Tuesday, June 8, 2010
Credit to Penny Arcade. Had me laughing my ass off.
I've found a game that's reconnected me with my childhood obsession of Lego and building things. It's an indie title called Minecraft, created by Markus Persson, recommended to me by a fellow developer. The most popular game mode is a single player sandbox mode. When I say sandbox, I mean quasi-literally a giant box of an open world where you build things and play. In a nutshell, your avatar is alone in a large world completely formed by a 3D grid of blocks. The only interaction (in this mode anyway) is destroying and placing these blocks. There are about 40 to choose from ranging from natural materials like wood and stone to more elaborate things like obsidian, glass and even bookshelves, as well as small decorations like torches and flowers.

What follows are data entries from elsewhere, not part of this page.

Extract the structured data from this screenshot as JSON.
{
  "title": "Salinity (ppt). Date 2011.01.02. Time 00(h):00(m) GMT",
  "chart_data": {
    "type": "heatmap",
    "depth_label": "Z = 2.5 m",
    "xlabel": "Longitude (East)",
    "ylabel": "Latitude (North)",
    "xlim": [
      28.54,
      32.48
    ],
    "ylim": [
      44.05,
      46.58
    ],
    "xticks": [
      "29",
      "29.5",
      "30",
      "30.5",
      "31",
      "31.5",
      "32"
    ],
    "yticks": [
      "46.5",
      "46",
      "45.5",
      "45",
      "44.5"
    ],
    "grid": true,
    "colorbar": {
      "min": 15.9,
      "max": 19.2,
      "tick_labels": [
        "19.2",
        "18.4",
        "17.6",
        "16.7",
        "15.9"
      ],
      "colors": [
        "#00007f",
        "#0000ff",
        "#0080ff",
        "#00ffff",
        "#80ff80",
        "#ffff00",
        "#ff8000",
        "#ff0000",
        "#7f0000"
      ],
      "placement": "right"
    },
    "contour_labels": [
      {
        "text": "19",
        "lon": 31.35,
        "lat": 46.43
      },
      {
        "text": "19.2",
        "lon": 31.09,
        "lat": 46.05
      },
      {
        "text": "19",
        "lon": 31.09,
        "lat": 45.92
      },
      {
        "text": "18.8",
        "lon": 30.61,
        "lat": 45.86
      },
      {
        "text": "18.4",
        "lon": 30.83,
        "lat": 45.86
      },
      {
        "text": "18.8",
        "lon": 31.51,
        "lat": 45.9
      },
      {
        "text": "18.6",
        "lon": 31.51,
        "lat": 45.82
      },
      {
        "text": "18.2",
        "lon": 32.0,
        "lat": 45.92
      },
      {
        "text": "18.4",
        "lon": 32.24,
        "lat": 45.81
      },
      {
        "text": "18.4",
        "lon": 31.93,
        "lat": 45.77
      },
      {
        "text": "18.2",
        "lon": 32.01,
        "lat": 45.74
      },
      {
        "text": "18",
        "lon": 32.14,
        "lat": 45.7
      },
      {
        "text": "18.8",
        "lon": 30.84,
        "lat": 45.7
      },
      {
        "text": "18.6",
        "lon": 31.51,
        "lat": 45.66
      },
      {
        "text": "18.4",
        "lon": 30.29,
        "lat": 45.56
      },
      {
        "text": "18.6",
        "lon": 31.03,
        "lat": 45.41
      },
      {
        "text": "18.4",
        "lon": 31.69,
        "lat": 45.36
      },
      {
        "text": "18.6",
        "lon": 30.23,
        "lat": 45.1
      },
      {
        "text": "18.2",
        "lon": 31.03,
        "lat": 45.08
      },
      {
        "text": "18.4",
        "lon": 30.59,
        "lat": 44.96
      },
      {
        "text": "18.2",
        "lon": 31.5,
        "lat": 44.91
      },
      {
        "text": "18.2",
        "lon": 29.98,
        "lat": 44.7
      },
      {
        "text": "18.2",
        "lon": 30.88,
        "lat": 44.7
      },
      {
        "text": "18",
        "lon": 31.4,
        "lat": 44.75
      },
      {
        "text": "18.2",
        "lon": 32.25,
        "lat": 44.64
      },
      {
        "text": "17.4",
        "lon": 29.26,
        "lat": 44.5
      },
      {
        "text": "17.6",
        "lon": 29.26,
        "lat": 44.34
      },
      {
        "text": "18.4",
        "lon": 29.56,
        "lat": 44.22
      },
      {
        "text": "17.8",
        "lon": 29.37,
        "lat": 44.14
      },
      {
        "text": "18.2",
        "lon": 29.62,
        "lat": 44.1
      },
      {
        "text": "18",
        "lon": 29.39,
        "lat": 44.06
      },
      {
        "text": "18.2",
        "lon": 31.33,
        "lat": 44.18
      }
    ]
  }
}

The clean, polished, retro art style does a lot to complement the simple, move, jump and build mechanics. That being said, the real charm of play comes from the emergent gameplay experiences one can have while creating all sorts of cool structures. When the world is so aesthetically simple and limited to large details, you're allowed to follow suit and create blocky objects and structures. You feel like a kid with an unlimited supply of building blocks! However, in my opinion, the one critical mechanic is that you have to be fairly close to a surface to build on it.
For instance, if you want to build a tower, you need to create scaffolding so you can reach the higher parts of your structure as you go. If you want to build roofs quickly, you have to build rafters so you can more easily reach the various surfaces. In addition to this, the underground world is massive, allowing a player to build large networks of caves and tunnels. As well, water and lava conform to rudimentary physics. If you're not careful, you can flood your entire network of carefully built caves, or, if you are careful, irrigate your virtual farmlands.
While it is free to play, the sneaky catch is that to save your game, you have to pay for a premium account (a very modest 10 Euros). Rest assured I had my credit card out and building by childhood dream castle block by block the same day I discovered it. A game like this may not sound like much and you may think me crazy for dropping the money, but consider the following facts:
-This game has been in development for only a little over a year
-It was developed by a single person (plus audio guy Daniel Rosenfeld)
-It has over 220,000 users with an 8.37% conversion rate averaging over 60 sales a day
-I really doubt Markus had the marketing budget to push the game through any high-traffic web channels
Those are rare stats for an indie developer, he must be doing something right!